Exhibition Notes: Francesca Mollett’s large-scale, abstract paintings begin quickly and horizontally, the watery mix of charcoal, acrylic and diluted oil paint permitted to spread lithely across the surface of her canvas. Later, she slowly works and reworks the passages of oil paint, much like a writer might write and rewrite sentences in order to reach the precision of an idea. This is a process of mark making, looking, and reacting to what is emerging, and as such gradually finding an understanding of how different parts of the painting – motion, colour and texture – relate to each other. Elements of the paint may be wiped, leaving an impression of what came before them, or a palette knife may lift and deposit parts of the painting back upon itself, a process akin to collage. In this way, Mollett’s works hold within them a density of moments in time. Fragments of surface split off from what was previously a continuum are enmeshed once again later on, like a folding of time upon itself. Mollett cites her constant practice of reading as informing her emotional or relational position in the work. There is a literary parallel in Mollett’s paintwork, which, like language, both describes something else – an image, an idea – and at the same time it simply is – it exists on the canvas in a physical and material sense.

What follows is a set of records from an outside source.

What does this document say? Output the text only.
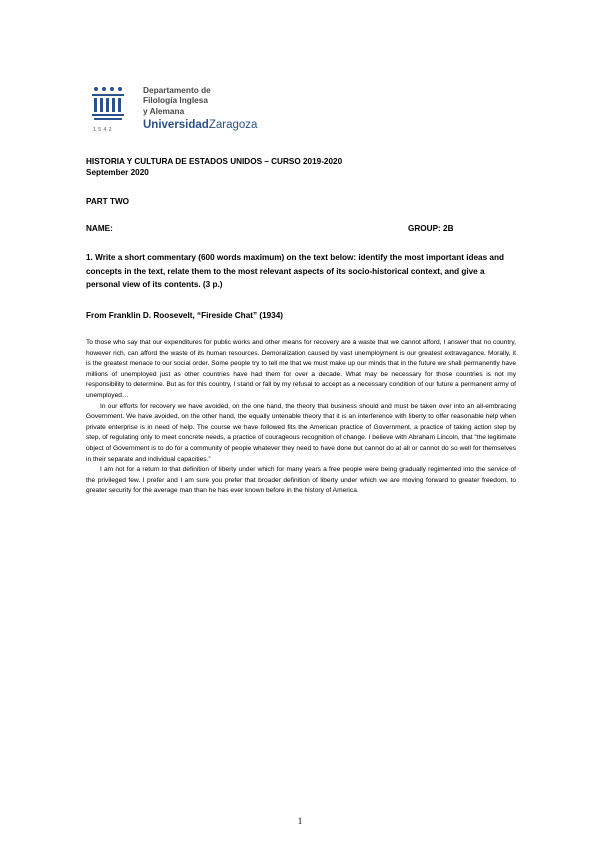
1542
Departamento de
Filología Inglesa
y Alemana
UniversidadZaragoza
HISTORIA Y CULTURA DE ESTADOS UNIDOS – CURSO 2019-2020
September 2020
PART TWO
NAME:	GROUP: 2B

1. Write a short commentary (600 words maximum) on the text below: identify the most important ideas and concepts in the text, relate them to the most relevant aspects of its socio-historical context, and give a personal view of its contents. (3 p.)

From Franklin D. Roosevelt, “Fireside Chat” (1934)

To those who say that our expenditures for public works and other means for recovery are a waste that we cannot afford, I answer that no country, however rich, can afford the waste of its human resources. Demoralization caused by vast unemployment is our greatest extravagance. Morally, it is the greatest menace to our social order. Some people try to tell me that we must make up our minds that in the future we shall permanently have millions of unemployed just as other countries have had them for over a decade. What may be necessary for those countries is not my responsibility to determine. But as for this country, I stand or fall by my refusal to accept as a necessary condition of our future a permanent army of unemployed…

In our efforts for recovery we have avoided, on the one hand, the theory that business should and must be taken over into an all-embracing Government. We have avoided, on the other hand, the equally untenable theory that it is an interference with liberty to offer reasonable help when private enterprise is in need of help. The course we have followed fits the American practice of Government, a practice of taking action step by step, of regulating only to meet concrete needs, a practice of courageous recognition of change. I believe with Abraham Lincoln, that “the legitimate object of Government is to do for a community of people whatever they need to have done but cannot do at all or cannot do so well for themselves in their separate and individual capacities.”

I am not for a return to that definition of liberty under which for many years a free people were being gradually regimented into the service of the privileged few. I prefer and I am sure you prefer that broader definition of liberty under which we are moving forward to greater freedom, to greater security for the average man than he has ever known before in the history of America.

1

It is within this tension that Mollett’s works produce (in her own words) their “shimmer” – a visual effect and at the same time a perceptual revelation linking the experience of the painting to the world outside.

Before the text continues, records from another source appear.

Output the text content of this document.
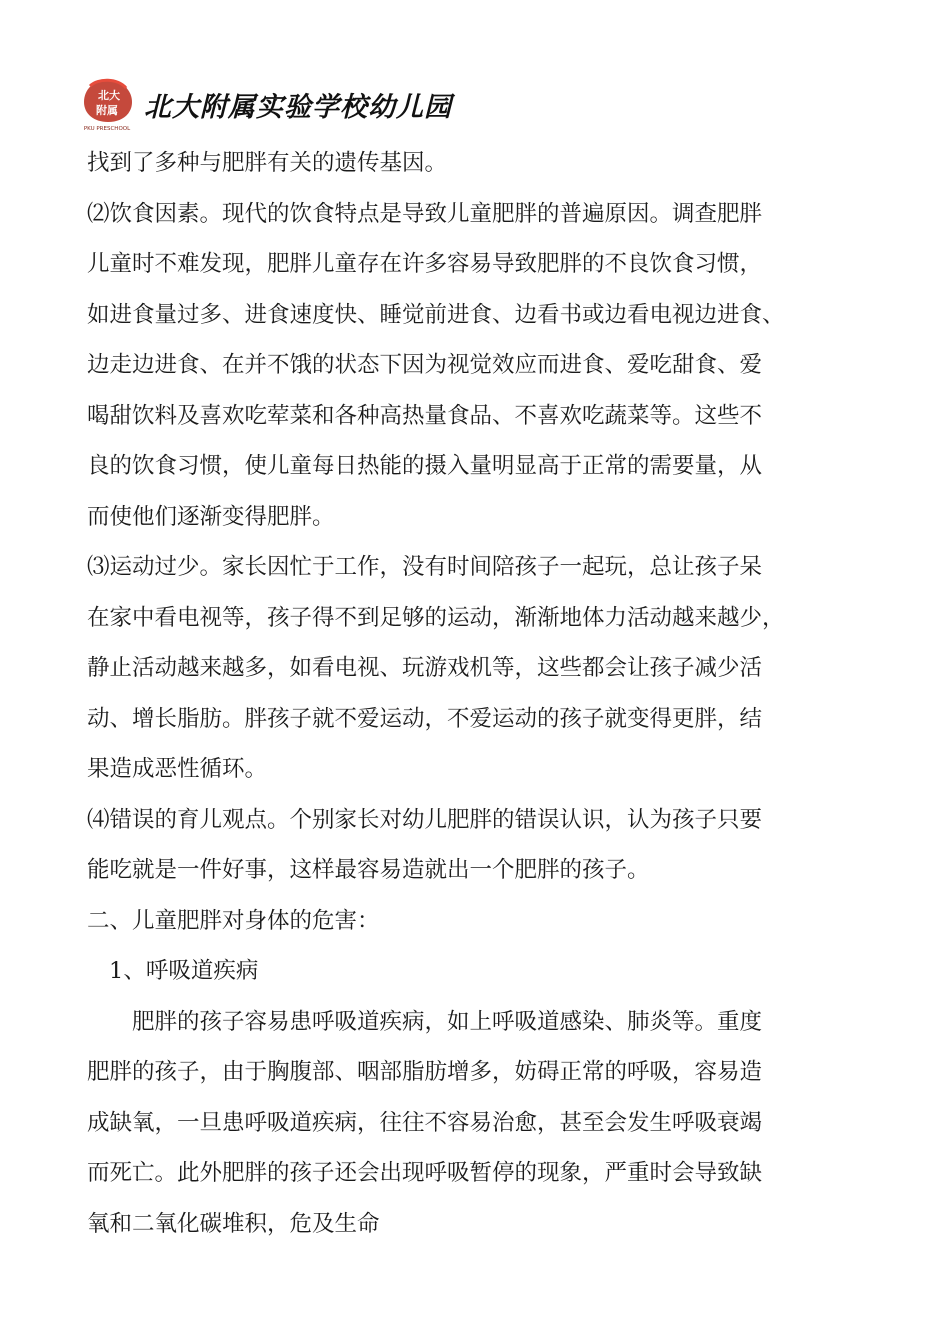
北大
附属
PKU PRESCHOOL
北大附属实验学校幼儿园

找到了多种与肥胖有关的遗传基因。

⑵饮食因素。现代的饮食特点是导致儿童肥胖的普遍原因。调查肥胖

儿童时不难发现，肥胖儿童存在许多容易导致肥胖的不良饮食习惯，

如进食量过多、进食速度快、睡觉前进食、边看书或边看电视边进食、

边走边进食、在并不饿的状态下因为视觉效应而进食、爱吃甜食、爱

喝甜饮料及喜欢吃荤菜和各种高热量食品、不喜欢吃蔬菜等。这些不

良的饮食习惯，使儿童每日热能的摄入量明显高于正常的需要量，从

而使他们逐渐变得肥胖。

⑶运动过少。家长因忙于工作，没有时间陪孩子一起玩，总让孩子呆

在家中看电视等，孩子得不到足够的运动，渐渐地体力活动越来越少，

静止活动越来越多，如看电视、玩游戏机等，这些都会让孩子减少活

动、增长脂肪。胖孩子就不爱运动，不爱运动的孩子就变得更胖，结

果造成恶性循环。

⑷错误的育儿观点。个别家长对幼儿肥胖的错误认识，认为孩子只要

能吃就是一件好事，这样最容易造就出一个肥胖的孩子。

二、儿童肥胖对身体的危害：

1、呼吸道疾病

肥胖的孩子容易患呼吸道疾病，如上呼吸道感染、肺炎等。重度

肥胖的孩子，由于胸腹部、咽部脂肪增多，妨碍正常的呼吸，容易造

成缺氧，一旦患呼吸道疾病，往往不容易治愈，甚至会发生呼吸衰竭

而死亡。此外肥胖的孩子还会出现呼吸暂停的现象，严重时会导致缺

氧和二氧化碳堆积，危及生命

If a place can be thought of as a connecting point of experiences, Mollett’s works tend to respond to the notion of place in this sense. In her work generally, a specific place often provides the germination for a group of works, which are then individually linked together by this shared starting point. Mollett’s new body of work for her exhibition at Modern Art has been developed in a different way, with each painting informing the next and by closely observing how the paintings communicate with one another. The exhibition as a whole is made cumulatively and responsively. The source material for these works still comes largely from encounters with places – mostly in cities – from a vast array of locations and time. Light and shadow are central elements in these compositions and the paintings undergo a process of deepening, where initial surfaces are made more complex to allow for ambiguity between distinctions in what is form, often with an opacity that coalesces edges and so disrupts legibility. Although in some new works there is an emergence of decipherable features, forms in other works remain less recognisable. Often a comparison of material begins a painting, for instance, flax-leafed candytuft and rocky gravel echo each other even in their supposed oppositions as soft and hard matter, their shadows connecting them in a rhythm of unlikely doubles. The images she responds to suggest movements such as rippling or splitting, or reflecting a space outside of the one they depict, and so the paintings become like reflections that tangle and distort, caught in a moment where one is unsure whether they are coming together or collapsing. In each painting, however, abstraction is treated in some ways like the mind’s movement through memories and images, each having a relationship to representation, whether that be of an image, a sensation or an encounter with a place.